Melihat dari sejarah hubungan antara
filsafat dan ilmu pengetahuan mengalami perkembangan yang sangat cepat. Pada
permulaan sejarah filsafat di Yunani, “philosophia”
meliputi hampir seluruh pemikiran teoritis. Tetapi dalam perkembangan ilmu
pengetahuan dikemudian hari, ternyata juga kita lihat adanya kecenderungan yang
lain.
Menurut Bertens, filsafat Yunani
Kuno yang tadinya merupakan suatu kesatuan kemudian menjadi terpecah-pecah.[22]

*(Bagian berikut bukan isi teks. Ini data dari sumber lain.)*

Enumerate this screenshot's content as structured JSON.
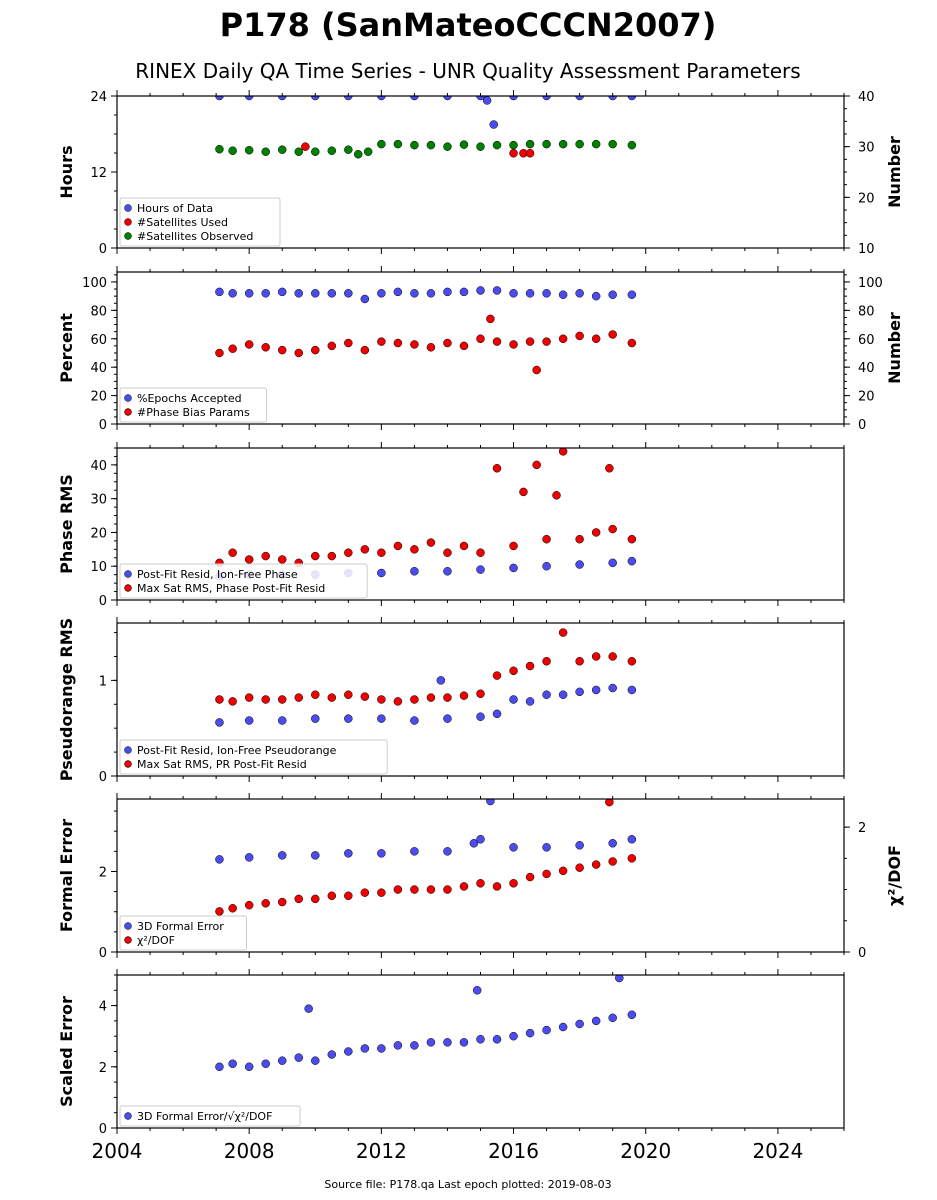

Namun munculnya ilmu pengetahuan alam pada abad ke 17, menyebabkan terjadinya
perpisahan antara filsafat dan ilmu pengetahuan. Demikian dapatlah dikemukakan
bahwa sebelum abad ke 17 tersebut ilmu pengetahuan adalah identik dengan
filsafat.
Ilmu pengetahuan di ambil dari
bahasa inggris science, yang berasal
dari bahasa latin scientie dari
bentuk kata kerja scire yang berarti
mempelajari, mengetahui. Pertumbuhan selanjutnya pengertian ilmu mengalami
perluasan arti sehingga menunjuk segenap pengetahuan sistematik. Menurut Bahm
defenisi ilmu pengetahuan paling tidak melibatkan enam macam komponen yaitu
masalah, sikap, metode, aktivitas, kesimpulan dan pengaruh.[23]
Selanjutnya Van Peursen mengemukakan
bahwa dahulu ilmu merupakan bagian dari filsafat, sehingga definisi tentang
ilmu bergantung pada sistem filsafat yang dianut.[24]
Perkembangan ilmu pengetahuan
semakin lama semakin maju dengan munculnya ilmu-ilmu baru yang pada akhirnya
memunculkan pula sub-sub ilmu pengetahuan baru, bahkan kearah ilmu pengetahuan
yang lebih khusus lagi seperti spesialisasi-spesialisasi. Pengetahuan dapat
dilihat sebagai suatu sistem yang jalin-menjalin dan taat asas (konsisten) dari
ungkapan-ungkapan yang “benar-tidaknya” dapat ditentukan.
Terlepas dari berbagai macam
pengelompokkan atau pembagian dalam ilmu pengetahuan, maka kita dapat
mensinyalir bahwa peranan ilmu pengetahuan terhadap kehidupan manusia, baik
individual maupun sosial menjadi sangat menentukan.
Bidang garapan filsafat ilmu
terutama diarahkan pada komponen-komponen yang menjadi tiang penyangga bagi
eksistensi ilmu yaitu: ontologi, epistemologi dan aksiologi. Dimana filsafat ilmu mencari pengetahuan umum tentang
ilmu atau tentang dunia, sebagaimana ditunjukkan oleh ilmu.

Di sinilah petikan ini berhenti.